Sue, that paragraph killed me. And while I can’t even begin to fathom what you or Hitchens went through, if it ever comes to that, I hope I can handle it with that sort of grace and objectivity. The latter, I think, is highly underrated.
As for raising your kids in the church, I think it’s important to consider consider where the church’s (or any church’s) teachings came from. If we accept that they are not handed down from on high by God, then we conclude that they evolved through society; through our naturally occurring altruistic tendencies. Dawkins himself has an entire book dedicated to the biology of such tendencies evolving (The Selfish Gene) genetically and culturally.
I, personally, theorize that the methods of the (or a) church can only serve to undermine the sort of things you’d teach your kid about being a good person. When a kid asks why it’s wrong to steal, which answer would have more lasting effects? “Because it is a sin and God will send sinners to hell” or “because you have harmed another person and we all have to try to create a better world to live in where people don’t hurt each other for personal gain.”
My parents taught me the latter, without the aid of the church, and I’m only a little bit of an asshole.
That’s really interesting John, I’m glad I brought it up. Kale has the opinion that church and religion was invented to scare people into doing the right thing. As in, all these stories were made up to teach people to make the right decision and not kill their neighbor over a chicken or to be respectful to your parents. He doesn’t really believe in the church teachings or in God, heaven, hell, etc. I don’t either. But what we both remember from that experience is being treated well and taught good values. His background is the opposite of mine, so when his mom would disappear for hours, he’d hang out at the church across the street.
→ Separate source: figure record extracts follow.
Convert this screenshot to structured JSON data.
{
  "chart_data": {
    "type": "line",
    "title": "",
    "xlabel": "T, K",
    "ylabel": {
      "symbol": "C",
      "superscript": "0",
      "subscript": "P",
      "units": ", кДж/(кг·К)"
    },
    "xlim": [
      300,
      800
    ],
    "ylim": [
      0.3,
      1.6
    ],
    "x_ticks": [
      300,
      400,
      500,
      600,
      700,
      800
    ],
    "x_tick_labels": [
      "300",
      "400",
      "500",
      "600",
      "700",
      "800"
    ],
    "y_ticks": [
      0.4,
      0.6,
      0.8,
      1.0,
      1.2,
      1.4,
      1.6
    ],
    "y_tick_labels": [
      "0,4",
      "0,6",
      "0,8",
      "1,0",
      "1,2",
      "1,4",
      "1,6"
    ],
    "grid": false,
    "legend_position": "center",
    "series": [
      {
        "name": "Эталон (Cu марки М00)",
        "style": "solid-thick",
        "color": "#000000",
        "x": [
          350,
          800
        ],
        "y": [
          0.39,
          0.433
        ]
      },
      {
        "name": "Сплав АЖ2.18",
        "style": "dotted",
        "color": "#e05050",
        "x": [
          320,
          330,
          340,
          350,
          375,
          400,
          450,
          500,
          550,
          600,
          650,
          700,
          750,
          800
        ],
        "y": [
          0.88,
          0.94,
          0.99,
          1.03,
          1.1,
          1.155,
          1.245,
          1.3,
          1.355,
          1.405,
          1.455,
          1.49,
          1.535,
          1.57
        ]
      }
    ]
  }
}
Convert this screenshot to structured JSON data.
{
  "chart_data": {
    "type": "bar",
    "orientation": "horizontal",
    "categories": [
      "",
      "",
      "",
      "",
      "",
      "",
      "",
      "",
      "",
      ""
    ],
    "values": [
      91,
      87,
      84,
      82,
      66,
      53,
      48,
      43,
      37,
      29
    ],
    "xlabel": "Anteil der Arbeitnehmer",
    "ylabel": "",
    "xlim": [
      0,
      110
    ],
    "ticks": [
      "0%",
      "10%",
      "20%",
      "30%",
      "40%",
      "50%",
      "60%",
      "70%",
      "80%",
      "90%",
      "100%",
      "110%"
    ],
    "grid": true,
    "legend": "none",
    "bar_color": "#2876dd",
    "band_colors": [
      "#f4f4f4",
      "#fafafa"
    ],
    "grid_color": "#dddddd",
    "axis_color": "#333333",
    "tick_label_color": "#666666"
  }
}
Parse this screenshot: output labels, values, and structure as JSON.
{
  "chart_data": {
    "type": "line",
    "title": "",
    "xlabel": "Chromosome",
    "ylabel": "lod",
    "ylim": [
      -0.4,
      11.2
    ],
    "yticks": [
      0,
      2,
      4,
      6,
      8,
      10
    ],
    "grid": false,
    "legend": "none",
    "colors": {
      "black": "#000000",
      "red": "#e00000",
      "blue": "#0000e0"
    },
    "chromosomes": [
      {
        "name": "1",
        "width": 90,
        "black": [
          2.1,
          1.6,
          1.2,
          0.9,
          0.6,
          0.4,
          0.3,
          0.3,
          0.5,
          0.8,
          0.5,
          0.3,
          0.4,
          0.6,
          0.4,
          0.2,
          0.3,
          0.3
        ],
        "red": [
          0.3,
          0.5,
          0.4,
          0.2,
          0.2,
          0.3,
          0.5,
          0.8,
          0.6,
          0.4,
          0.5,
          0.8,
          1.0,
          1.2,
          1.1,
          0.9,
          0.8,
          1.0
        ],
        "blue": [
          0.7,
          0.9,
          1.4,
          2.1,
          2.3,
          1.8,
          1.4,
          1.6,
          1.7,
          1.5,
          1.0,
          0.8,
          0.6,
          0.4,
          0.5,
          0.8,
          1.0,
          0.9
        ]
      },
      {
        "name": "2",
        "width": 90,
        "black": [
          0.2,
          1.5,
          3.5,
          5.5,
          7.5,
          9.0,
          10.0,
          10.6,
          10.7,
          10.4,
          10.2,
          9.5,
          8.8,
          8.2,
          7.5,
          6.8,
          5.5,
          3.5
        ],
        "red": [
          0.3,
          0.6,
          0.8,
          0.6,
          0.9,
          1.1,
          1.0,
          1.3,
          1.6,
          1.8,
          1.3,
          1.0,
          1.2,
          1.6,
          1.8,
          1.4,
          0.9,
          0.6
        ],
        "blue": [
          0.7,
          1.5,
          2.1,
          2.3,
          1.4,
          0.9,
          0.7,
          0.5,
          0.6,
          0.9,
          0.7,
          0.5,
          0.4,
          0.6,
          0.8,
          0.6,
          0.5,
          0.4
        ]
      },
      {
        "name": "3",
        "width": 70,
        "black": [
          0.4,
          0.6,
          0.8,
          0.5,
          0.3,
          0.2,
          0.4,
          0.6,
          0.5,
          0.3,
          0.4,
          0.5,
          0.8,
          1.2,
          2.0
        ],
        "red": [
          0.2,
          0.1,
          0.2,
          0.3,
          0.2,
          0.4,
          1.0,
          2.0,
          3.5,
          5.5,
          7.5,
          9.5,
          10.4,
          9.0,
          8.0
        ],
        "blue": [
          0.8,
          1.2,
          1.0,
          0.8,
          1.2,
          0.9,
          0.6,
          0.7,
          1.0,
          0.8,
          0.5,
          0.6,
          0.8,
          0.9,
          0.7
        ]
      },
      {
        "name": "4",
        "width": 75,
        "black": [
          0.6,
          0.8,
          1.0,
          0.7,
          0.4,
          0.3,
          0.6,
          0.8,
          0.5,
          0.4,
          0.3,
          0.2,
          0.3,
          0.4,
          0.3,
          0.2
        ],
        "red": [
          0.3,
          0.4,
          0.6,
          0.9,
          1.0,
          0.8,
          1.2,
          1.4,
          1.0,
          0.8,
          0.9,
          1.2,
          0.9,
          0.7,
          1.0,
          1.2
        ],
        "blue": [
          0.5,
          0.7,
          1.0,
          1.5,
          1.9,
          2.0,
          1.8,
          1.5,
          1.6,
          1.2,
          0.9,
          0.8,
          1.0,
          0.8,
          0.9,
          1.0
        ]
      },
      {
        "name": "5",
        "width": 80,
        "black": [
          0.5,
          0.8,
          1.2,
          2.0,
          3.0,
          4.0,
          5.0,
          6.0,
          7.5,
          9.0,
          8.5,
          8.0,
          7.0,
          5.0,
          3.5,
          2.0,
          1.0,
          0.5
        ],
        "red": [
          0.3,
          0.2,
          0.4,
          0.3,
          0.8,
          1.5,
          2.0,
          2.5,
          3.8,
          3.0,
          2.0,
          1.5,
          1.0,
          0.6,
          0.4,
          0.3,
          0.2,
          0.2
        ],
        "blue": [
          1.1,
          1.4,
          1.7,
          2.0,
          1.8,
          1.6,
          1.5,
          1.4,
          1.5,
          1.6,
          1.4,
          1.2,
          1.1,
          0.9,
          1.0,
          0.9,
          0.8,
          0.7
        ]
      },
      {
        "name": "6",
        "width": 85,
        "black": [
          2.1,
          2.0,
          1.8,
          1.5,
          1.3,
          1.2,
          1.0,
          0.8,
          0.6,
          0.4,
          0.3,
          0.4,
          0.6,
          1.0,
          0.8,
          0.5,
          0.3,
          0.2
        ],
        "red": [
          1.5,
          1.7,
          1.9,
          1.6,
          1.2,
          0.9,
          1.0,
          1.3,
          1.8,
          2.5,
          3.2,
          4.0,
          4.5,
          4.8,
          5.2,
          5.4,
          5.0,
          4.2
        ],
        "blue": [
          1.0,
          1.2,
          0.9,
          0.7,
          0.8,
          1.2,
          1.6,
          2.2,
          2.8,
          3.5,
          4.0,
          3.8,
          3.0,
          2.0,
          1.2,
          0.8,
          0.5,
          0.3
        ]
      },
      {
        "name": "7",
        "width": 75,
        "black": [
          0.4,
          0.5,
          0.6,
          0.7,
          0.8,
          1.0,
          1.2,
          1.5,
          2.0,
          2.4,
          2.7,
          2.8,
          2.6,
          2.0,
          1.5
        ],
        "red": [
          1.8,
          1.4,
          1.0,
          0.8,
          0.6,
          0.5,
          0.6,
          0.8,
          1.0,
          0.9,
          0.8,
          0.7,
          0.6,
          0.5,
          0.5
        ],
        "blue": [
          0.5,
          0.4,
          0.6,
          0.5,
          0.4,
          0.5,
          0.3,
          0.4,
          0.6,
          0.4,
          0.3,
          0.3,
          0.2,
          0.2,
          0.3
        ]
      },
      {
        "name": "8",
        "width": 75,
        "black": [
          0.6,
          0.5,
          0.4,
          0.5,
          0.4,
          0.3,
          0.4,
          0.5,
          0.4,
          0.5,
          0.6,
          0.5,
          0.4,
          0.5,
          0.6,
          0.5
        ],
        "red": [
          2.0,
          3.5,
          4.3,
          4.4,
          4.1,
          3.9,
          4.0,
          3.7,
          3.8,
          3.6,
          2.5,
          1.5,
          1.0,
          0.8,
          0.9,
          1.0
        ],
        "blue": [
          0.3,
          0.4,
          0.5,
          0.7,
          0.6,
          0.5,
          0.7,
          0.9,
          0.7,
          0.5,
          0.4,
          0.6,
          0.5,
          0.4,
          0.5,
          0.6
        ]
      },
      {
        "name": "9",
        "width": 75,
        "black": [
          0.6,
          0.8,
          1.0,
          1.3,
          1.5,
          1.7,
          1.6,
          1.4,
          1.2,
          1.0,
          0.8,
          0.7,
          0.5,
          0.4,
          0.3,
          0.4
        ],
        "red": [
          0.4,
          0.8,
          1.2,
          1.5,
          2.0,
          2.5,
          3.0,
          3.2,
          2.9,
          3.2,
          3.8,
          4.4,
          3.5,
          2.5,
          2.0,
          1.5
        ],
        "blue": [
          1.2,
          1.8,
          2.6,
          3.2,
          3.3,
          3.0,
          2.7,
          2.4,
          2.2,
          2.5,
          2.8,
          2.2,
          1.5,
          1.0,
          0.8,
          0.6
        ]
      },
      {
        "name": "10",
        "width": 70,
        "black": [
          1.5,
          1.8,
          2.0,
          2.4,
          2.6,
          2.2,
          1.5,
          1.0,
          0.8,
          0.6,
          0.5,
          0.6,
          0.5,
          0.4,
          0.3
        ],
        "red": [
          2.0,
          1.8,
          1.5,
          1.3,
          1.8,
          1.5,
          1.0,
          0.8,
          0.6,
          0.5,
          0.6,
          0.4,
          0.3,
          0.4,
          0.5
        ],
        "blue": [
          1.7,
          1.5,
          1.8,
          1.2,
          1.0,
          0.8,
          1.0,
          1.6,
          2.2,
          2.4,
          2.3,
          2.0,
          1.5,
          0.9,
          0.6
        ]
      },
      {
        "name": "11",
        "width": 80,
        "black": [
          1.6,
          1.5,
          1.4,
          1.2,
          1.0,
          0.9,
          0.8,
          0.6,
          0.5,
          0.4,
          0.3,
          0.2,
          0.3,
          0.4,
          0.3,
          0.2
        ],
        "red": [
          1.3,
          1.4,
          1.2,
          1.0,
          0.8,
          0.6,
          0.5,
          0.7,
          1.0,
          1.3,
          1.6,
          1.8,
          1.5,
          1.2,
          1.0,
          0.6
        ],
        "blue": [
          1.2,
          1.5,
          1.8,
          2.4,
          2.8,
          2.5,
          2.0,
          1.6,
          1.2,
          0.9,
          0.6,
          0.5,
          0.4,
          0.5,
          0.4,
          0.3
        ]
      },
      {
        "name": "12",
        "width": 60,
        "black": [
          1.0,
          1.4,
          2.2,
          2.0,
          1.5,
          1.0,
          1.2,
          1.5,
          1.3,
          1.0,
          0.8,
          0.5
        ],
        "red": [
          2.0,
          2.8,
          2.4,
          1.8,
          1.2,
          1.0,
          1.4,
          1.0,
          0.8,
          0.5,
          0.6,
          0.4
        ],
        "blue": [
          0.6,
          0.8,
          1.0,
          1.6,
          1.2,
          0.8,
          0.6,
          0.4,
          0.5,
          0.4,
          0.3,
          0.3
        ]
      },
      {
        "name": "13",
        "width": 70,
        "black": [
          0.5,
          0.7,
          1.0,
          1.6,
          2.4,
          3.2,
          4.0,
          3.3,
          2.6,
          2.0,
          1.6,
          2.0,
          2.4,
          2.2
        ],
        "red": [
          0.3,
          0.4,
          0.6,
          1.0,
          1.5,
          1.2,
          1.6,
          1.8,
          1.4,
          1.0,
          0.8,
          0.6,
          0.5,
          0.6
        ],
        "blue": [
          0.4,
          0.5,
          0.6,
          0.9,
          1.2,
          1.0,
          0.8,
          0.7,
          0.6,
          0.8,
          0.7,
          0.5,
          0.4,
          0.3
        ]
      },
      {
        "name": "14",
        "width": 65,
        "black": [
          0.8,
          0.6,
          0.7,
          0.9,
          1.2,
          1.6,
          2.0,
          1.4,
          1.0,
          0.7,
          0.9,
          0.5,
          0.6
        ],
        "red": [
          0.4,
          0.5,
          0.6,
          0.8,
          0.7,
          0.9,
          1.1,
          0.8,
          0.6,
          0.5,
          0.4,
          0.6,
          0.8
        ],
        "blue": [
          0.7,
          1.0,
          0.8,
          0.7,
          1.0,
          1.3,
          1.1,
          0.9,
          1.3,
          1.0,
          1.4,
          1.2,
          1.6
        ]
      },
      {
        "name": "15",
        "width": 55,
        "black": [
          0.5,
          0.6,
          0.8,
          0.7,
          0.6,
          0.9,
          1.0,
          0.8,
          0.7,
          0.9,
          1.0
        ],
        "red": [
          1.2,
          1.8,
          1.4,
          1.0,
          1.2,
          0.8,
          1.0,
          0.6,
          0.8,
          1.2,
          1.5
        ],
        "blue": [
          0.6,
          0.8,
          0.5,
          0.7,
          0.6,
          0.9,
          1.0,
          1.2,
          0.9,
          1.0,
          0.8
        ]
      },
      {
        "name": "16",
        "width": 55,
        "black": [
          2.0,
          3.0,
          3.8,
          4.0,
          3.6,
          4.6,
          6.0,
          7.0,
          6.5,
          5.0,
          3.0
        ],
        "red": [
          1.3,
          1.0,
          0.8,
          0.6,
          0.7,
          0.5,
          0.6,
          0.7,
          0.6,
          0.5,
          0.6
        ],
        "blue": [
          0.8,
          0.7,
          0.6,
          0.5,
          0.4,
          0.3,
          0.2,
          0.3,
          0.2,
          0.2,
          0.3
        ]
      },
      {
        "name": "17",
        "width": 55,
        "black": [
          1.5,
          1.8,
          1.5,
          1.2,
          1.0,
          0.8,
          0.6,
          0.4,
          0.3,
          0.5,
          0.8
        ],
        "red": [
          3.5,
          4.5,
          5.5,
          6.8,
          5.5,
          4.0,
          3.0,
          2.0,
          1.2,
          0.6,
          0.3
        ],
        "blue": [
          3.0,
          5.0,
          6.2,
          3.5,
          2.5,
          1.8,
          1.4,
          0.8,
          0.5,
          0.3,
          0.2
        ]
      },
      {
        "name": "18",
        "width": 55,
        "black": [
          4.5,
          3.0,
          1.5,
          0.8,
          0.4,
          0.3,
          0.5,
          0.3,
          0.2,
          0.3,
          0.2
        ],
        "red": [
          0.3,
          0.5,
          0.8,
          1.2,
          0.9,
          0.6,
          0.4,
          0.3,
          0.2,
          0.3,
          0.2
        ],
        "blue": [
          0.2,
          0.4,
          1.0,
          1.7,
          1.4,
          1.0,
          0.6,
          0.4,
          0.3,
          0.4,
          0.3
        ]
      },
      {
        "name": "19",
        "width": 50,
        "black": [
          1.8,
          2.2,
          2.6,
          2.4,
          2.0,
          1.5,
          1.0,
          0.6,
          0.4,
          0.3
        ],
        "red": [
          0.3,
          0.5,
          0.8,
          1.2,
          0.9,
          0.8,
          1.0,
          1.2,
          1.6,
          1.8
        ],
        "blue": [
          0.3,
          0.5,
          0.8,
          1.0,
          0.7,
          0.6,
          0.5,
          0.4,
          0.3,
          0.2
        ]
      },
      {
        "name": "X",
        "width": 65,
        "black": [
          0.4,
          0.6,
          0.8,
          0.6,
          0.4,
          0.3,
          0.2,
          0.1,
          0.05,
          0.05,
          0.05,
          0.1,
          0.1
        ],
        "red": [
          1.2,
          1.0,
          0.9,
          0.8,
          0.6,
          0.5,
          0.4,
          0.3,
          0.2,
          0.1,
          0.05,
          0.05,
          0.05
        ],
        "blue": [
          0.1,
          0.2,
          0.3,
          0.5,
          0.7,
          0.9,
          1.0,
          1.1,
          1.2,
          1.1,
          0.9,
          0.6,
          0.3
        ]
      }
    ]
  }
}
I guess I was looking at the values taught MINUS the God and Jesus part.
Have you read the book The Selfish Gene? This sounds like the perfect book for Kale to read based on that brief description. Who is the author? He did read God is Not Great by Hitchens and liked it.
Thank you for your first comment. You would be able to handle the situation with grace and dignity and a ton of objectivity, but I hope you never, ever, ever have to. I chose to be strong about it, open and public about it and accepting of it. But the bottom line is, I was lucky for once in my life.
The Selfish Gene is by Richard Dawkins and it’s sort of what put him on the map, before he became an atheist crusader. That he would propose that morality and ethics were evolved biologically and sociologically so offended the religious right, that they made him a target of criticism and protest, which lead to him writing more anti-faith oriented books like the Blind Watchmaker or the God Delusion.
I have read it and it’s, perhaps, a bit dry as it is, first and foremost, a biology book. But my god if it isn’t crazy interesting and, considering Dawkins is a doctor of evolutionary science, not of religion, it’s probably his best book. Or at least the best of the ones I’ve read. I still haven’t read the God Delusion because I kinda feel like it’d be preaching to the choir (quite literally).
I dunno, I’ve just heard far too many Christians say things like, “without God, what reason do I have not to murder and steal?” Seems like they sorta missed the whole fucking point and didn’t really develop any core moralities or ethics. They just fear retribution.